The Waikato Times gives us these insights:
Drone racing is a new sport exploding around the globe and Tokoroa is centre for the action in New Zealand.
It’s the coolest sport you’ve never heard of, and now drone racing is exploding across New Zealand. Two leagues have kicked off since January, with the first national championship already underway, and a trans-Tasman battle planned for later in the year.
The sport, which involves competitors racing camera-carrying drones through courses while watching a screen or via a pair of goggles, has taken off overseas. Already YouTube is full of videos showcasing the sport.
A bloke by name of Mat Wellington is a drone enthusiast.
In January he started up Rotorcross NZ, and held the league’s first race in March.

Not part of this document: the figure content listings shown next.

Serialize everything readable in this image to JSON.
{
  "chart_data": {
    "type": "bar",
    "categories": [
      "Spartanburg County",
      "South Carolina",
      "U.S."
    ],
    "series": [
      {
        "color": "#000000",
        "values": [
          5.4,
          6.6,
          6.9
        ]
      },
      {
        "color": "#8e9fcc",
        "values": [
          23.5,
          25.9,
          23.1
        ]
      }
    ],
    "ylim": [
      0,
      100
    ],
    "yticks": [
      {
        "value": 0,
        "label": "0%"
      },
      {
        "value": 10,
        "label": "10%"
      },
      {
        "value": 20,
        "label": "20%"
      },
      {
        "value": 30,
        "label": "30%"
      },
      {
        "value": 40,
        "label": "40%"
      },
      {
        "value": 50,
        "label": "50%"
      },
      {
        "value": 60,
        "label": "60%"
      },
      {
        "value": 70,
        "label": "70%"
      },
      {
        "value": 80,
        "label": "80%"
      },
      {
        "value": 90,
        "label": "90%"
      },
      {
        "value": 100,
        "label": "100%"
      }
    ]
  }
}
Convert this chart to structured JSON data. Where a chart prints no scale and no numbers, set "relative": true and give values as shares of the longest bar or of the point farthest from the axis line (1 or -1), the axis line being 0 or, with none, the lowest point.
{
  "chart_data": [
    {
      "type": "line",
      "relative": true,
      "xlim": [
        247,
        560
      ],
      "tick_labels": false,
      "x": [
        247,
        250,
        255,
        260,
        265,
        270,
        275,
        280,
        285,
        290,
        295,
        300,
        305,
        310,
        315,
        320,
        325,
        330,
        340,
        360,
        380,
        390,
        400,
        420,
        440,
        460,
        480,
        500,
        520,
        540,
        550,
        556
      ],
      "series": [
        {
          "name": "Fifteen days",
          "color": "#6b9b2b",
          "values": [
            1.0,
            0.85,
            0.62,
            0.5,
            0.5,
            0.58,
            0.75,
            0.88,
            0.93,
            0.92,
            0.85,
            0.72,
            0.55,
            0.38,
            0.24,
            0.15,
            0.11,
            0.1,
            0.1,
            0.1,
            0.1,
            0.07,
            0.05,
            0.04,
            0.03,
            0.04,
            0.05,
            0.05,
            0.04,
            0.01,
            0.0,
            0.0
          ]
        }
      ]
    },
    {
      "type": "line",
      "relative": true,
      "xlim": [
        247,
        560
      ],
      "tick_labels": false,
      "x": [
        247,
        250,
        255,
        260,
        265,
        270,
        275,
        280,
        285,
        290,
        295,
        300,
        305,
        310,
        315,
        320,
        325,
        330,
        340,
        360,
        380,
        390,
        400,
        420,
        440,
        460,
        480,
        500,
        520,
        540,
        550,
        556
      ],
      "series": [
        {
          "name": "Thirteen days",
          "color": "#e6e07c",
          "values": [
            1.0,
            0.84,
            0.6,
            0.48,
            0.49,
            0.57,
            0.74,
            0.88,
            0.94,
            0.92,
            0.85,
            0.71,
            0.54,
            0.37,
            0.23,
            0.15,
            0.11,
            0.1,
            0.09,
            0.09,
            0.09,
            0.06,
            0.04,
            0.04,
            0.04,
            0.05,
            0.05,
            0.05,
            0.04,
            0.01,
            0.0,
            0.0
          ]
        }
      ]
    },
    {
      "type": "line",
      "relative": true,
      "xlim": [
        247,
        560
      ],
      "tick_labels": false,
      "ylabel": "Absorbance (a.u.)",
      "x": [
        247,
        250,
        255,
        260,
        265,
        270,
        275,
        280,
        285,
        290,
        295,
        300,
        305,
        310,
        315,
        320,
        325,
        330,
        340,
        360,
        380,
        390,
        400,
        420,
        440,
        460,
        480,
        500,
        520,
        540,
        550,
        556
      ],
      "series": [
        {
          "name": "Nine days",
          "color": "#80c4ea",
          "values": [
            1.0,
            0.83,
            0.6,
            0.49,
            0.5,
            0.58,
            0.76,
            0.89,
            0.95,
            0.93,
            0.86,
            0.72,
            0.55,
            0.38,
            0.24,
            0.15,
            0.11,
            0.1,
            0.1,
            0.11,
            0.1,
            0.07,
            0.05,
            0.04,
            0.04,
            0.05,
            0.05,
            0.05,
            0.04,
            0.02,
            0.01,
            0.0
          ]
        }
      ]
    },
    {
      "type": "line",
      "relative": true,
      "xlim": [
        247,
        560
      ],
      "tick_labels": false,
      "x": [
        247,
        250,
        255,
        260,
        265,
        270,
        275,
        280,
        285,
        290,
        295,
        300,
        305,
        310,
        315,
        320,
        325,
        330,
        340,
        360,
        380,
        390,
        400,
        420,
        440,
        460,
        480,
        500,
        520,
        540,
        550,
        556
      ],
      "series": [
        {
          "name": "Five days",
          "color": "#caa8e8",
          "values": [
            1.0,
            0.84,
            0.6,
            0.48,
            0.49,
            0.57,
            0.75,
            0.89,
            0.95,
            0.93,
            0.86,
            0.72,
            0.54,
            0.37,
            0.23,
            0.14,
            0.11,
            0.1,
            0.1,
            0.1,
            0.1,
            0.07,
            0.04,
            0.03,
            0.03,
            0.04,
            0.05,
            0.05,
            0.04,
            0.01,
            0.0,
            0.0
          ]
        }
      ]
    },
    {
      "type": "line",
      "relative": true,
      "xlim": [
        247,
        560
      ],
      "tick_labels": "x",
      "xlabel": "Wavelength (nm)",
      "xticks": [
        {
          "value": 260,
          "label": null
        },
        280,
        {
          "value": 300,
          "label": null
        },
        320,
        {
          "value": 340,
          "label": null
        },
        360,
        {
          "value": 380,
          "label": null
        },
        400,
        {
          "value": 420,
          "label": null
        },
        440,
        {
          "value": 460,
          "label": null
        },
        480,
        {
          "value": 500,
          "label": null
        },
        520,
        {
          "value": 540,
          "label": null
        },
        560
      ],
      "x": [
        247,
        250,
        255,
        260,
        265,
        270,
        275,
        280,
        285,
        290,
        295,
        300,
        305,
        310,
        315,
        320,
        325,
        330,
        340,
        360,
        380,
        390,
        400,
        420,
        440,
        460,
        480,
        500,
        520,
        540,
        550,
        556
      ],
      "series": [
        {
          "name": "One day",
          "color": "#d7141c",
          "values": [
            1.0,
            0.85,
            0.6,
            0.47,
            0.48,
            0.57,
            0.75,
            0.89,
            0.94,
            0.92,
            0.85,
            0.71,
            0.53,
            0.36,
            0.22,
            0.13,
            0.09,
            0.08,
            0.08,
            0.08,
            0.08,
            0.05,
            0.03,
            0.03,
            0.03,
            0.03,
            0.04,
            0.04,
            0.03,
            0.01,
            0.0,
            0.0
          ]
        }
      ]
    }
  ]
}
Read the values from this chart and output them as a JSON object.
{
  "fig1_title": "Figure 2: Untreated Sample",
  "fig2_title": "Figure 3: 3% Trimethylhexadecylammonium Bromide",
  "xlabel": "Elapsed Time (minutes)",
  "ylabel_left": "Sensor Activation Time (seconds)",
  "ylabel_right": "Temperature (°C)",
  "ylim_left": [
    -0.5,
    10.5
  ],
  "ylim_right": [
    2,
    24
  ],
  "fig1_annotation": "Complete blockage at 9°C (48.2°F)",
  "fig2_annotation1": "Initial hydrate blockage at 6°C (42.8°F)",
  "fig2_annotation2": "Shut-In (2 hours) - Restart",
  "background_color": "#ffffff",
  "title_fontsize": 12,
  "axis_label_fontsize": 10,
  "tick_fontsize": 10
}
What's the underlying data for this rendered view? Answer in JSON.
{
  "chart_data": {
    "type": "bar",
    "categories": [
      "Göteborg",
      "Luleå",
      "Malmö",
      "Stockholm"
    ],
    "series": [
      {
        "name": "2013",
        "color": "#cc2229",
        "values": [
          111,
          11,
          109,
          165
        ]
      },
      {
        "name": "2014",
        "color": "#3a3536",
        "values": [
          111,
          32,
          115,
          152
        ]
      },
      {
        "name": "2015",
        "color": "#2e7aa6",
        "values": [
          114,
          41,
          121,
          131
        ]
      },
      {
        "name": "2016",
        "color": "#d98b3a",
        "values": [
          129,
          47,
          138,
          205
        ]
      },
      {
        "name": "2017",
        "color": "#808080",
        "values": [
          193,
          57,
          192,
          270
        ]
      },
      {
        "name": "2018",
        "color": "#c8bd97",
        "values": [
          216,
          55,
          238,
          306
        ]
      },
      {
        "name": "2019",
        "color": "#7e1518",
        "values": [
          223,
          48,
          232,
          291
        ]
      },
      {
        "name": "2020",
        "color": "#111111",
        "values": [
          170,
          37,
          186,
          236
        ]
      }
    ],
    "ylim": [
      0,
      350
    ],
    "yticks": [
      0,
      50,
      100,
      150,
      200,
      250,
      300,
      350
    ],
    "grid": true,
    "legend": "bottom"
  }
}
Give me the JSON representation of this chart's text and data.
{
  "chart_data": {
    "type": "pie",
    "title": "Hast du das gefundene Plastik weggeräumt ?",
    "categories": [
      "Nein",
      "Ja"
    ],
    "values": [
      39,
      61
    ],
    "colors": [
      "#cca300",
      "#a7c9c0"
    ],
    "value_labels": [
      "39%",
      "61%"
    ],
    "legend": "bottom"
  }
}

Wellington says about 20 pilots turn out at each event, held roughly every two weeks around the country, and about as many spectators join the crowd. Group membership is at 50, and growing fast, he says.
“It’s the closest sport to actually flying for real,” he says. “It’s a really immersive sport, really competitive, but everyone has a lot of fun too.”
Dunno what is meant by “immersive” sport.
But let’s read on…
Wellington started the national championship at the same time as the league, with points from regional competitions building towards a grand finale likely to be held next year. He’s also organising a group of six pilots to head across the ditch in December for a bit of trans-Tasman rivalry.
Rotorcross NZ, which is supported by Model Flying New Zealand, uses the more established club’s flying grounds for competitions, and also has “fun flying” days where people can come along to get a feel for the sport.
It organises events through its Facebook page, and Wellington suspects the sport has taken off because it is much less expensive to crash a drone than other model flying machines. The hardy carbon fibre frames can endure impacts that would cost “hundreds and hundreds” of dollars to repair in another machine, he says.
Gotta say, Alf is tempted.
The drone – he reckons – could be put to good political use, too.
He will look into the technical constraints, but he wonders if he could sit back in his favourite seat in the Eketahuna Club while the drone hovers over the Labour Party’s branch headquarters in his electorate and sends back pictures and voice recordings.
Come to think of it, this would be a a good reason for getting a drone regardless of the sporting potential.